What parents need to know
Parents need to know that The Santa Clause 2 is a holiday movie in which Tim Allen brings back his spin on St. Nick. Some potty humor is included, such as flatulence jokes and a brief close-up of the exposed rear end of the robotic Santa Claus replica (also played by Tim Allen). After chugging a large mug of cocoa, the robotic Santa does an exaggerated imitation of someone who has just had a shot of alcohol, talks of "feeling a little buzz." A teen character acts out by vandalizing school property. There's some pratfall violence: A character falls over a railing and downstairs after trying to yank out his tooth by tying the tooth to a toaster and dropping the toaster. While the movie has strong, intelligent female characters, the elves (played by children) conform to 1950s-era stereotypes, with the boys creating toys and playing football while the girls deliver the cookies and cocoa. There are very few minority characters, and the movie doesn't acknowledge any other religious or cultural holiday traditions.
- Parents say
- Kids say
What's the story?
In this sequel, Scott Calvin (Tim Allen) learns there is one more "Santa Clause" in his obligation to fill Santa's shoes. He must marry a Mrs. Claus before Christmas, only 28 days away. He returns home to visit his son Charlie (Eric Lloyd) so that he can find out how Charlie got on the "naughty" list and find a Mrs. Claus to bring back to the North Pole. Charlie is in trouble for vandalizing the school with graffiti, protesting the principal's refusal to celebrate Christmas. The principal is very stern and Scrooge-ish, but behind those glasses she might just make a good Mrs. Claus. Meanwhile, back at the North Pole, Santa has left a mechanical substitute (also played by Allen), who gets wired on a couple of gallons of hot cocoa and decides that all the children have been naughty and will get lumps of coal in their stockings this year.
Is it any good?
This overstuffed turkey of a movie wraps itself in holly and hot cocoa only to come to the conclusion that the magic of Christmas is ... getting presents. When it comes to the true Christmas spirit, this movie makes Home Alone look like The Gift of the Magi.

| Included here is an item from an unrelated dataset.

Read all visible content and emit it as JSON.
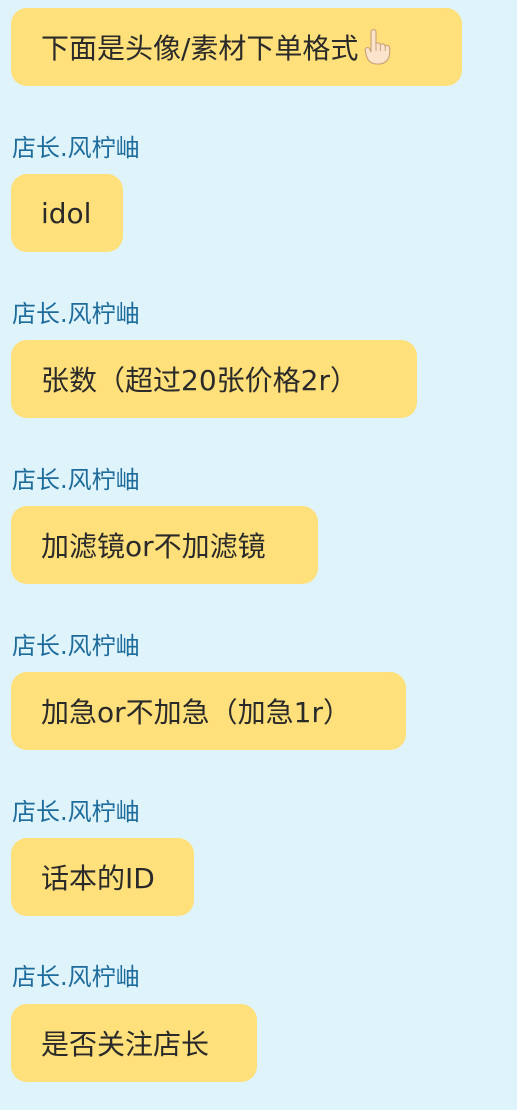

Yes, it has Disney's meticulously imaginative art direction, and Allen's comic timing is always a pleasure. But the overall theme that Christmas is about getting the perfect gift, even if you haven't been entirely good, compounded by intrusive product placements for McDonald's and Nestle, will leave the audience feeling like it has just eaten an entire plum pudding. As with the first film, parents should use caution in bringing children who may be grappling with the issue of Santa's existence to see this, and should be prepared to discuss their own traditions and beliefs.
Talk to your kids about ...
Families can talk about Christmas-themed movies. How does this compare to other Christmas movies?
How is teen vandalism addressed in the movie? What are the ways in which parents, stepparents, and the principal try to work together to understand why Charlie is committing acts of vandalism, and try to prevent it from happening again?
Why do some movies have scenes in which commercial items are prominently featured? Does product placement interfere with your enjoyment of a movie, or is it something that doesn't bother you? Why?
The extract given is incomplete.